Plus de 13 morts, 9135 sinistrés, 1459 maisons écroulées, 850 ménages touchés, c’est le triste bilan des inondations enregistrées entre le 12 et le 27 juillet 2016, dans notre pays, rendu public, le 28 juillet dernier, par le Directeur général de la Protection civile, le colonel Seydou DOUMBIA. Ce bilan sombre, au-delà de son caractère dramatique, interpelle chacun de nous dans ses comportements de tous les jours si on considère que l’insalubrité a été citée comme étant l’une des principales causes de ces catastrophes.

Pertes en vie humaines, des personnes disparues ou blessées, des ménages touchés avec écroulement de leurs maisons, des personnes sinistrées, des pertes en matériels ont été, entre autres, le bilan macabre provoqué par des pluies torrentielles de ce mois de juillet dernier, à Bamako et dans d’autres grandes villes de notre pays. À l’origine de ces drames, le comportement humain est en cause. Notamment, l’incivisme à Bamako où le conférencier a souligné, entre autres, causes : l’insuffisance de caniveau, l’occupation anarchique des servitudes et des lits des cours d’eau ; l’utilisation des systèmes de drainage des eaux comme lieux de dépotoir des ordures ménagères. Bref, c’est le phénomène d’engorgement des canalisations, des égouts, bouchés par les ordures ménagères qui ont provoqué la rapide montée des eaux et le débordement de certains cours d’eau à Bamako et dans certaines villes intérieures. Les zones touchées sont généralement situées dans de vieux quartiers marécageux où les habitations sont pour la plupart en banco (terre séchée) ou dans des lits de cours d’eau. Comme pour dire à ces derniers que la ville a ses exigences et qu’il est temps de changer de comportement.
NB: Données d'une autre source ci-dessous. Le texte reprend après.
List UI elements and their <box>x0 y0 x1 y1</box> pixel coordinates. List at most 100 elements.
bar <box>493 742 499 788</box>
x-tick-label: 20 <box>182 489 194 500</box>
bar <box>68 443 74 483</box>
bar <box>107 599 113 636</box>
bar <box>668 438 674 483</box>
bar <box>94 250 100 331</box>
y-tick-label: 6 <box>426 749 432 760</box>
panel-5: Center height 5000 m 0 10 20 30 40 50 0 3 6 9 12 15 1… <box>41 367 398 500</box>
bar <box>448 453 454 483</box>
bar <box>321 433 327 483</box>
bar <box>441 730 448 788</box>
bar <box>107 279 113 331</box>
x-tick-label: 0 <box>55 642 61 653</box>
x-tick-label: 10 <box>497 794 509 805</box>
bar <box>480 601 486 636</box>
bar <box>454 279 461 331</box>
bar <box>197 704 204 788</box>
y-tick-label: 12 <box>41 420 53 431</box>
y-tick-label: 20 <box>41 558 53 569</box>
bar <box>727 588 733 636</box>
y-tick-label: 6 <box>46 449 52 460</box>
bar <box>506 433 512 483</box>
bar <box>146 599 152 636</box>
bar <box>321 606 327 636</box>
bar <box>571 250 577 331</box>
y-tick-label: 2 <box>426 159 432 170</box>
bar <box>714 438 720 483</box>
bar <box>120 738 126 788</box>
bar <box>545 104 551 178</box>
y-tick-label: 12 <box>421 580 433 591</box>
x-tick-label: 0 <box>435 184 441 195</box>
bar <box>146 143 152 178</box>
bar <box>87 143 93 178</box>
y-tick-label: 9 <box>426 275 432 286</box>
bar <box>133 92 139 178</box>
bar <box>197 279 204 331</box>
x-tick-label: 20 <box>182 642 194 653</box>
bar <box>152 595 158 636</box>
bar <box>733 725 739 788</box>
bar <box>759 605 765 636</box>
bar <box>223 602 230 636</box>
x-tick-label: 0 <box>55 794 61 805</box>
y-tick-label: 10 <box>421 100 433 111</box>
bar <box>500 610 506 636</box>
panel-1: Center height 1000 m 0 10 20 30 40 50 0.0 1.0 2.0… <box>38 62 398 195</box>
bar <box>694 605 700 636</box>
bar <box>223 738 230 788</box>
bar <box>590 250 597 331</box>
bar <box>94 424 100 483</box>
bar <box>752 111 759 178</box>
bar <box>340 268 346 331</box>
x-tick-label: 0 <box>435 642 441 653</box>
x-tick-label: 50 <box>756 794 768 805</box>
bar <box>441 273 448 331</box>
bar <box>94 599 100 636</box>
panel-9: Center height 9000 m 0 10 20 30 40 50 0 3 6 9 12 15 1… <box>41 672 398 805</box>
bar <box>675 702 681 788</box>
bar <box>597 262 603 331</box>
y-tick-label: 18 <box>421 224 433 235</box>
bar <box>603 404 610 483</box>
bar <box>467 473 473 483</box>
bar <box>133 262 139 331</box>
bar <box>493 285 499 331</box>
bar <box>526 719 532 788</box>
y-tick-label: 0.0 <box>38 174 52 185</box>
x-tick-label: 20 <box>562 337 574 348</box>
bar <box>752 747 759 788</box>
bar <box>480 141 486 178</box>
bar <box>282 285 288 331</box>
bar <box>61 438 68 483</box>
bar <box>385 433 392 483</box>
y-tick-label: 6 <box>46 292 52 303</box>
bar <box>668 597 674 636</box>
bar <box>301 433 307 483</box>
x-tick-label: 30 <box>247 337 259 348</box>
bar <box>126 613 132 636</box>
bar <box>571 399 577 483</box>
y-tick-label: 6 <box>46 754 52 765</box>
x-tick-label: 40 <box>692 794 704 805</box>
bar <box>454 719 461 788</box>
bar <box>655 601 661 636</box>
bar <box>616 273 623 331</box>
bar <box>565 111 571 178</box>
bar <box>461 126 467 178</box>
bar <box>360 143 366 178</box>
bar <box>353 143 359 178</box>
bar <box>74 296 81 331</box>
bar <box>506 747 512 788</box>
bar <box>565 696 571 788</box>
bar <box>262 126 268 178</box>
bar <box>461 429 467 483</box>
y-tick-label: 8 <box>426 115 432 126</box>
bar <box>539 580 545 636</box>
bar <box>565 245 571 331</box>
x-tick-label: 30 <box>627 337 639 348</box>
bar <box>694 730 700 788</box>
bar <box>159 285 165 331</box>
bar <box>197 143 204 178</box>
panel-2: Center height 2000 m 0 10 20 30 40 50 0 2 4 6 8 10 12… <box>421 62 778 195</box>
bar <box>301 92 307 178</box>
Dans les détails, on apprend qu’au total, c’est 850 ménages qui ont été touchés au cours de cette période, soit 35 à Koulikoro, 14 à Bamako, 94 à Sikasso, 112 à Ségou, 182 à Mopti, 93 à Tombouctou, 404 à Gao. Le nombre de maisons écroulées, dit-il, est de 1459 dont 45 identifiés en deuxième région (Koulikoro), 896 dans la cité du Kénédougou (Sikasso), 17 dans la capitale des Balanzans (Ségou), 320 dans la Venise malienne (Mopti) et 150 dans la capitale des Askia (Gao), 58 dans la cité des 333 Saints (Tombouctou). Comme pour dire que le pays n’est pas au bout de ses peines, au lendemain de ce point de presse, on a aussi appris que 2 autres personnes ont perdu la vie dans les mêmes circonstances à Kayes.
Avec les fortes précipitations qui continuent de tomber, on peut craindre le pire à l’avenir, si on n’y prend pas garde. Du côté de la direction nationale de la protection civile, on annonce la mise en place d’une cellule de veille et de renforcement des capacités d’intervention pendant les opérations.
Force cependant de reconnaitre que toutes les mesures seront vaines si chacun de nous, dans son comportement de tous les jours, n’intègre pas le respect de l’environnent et du cadre de vie. En tout cas, le mal vient généralement du côté de l’homme, de nos comportements irresponsables et parfois égoïstes qui frisent avec la protection de l’environnement et les exigences de la ville.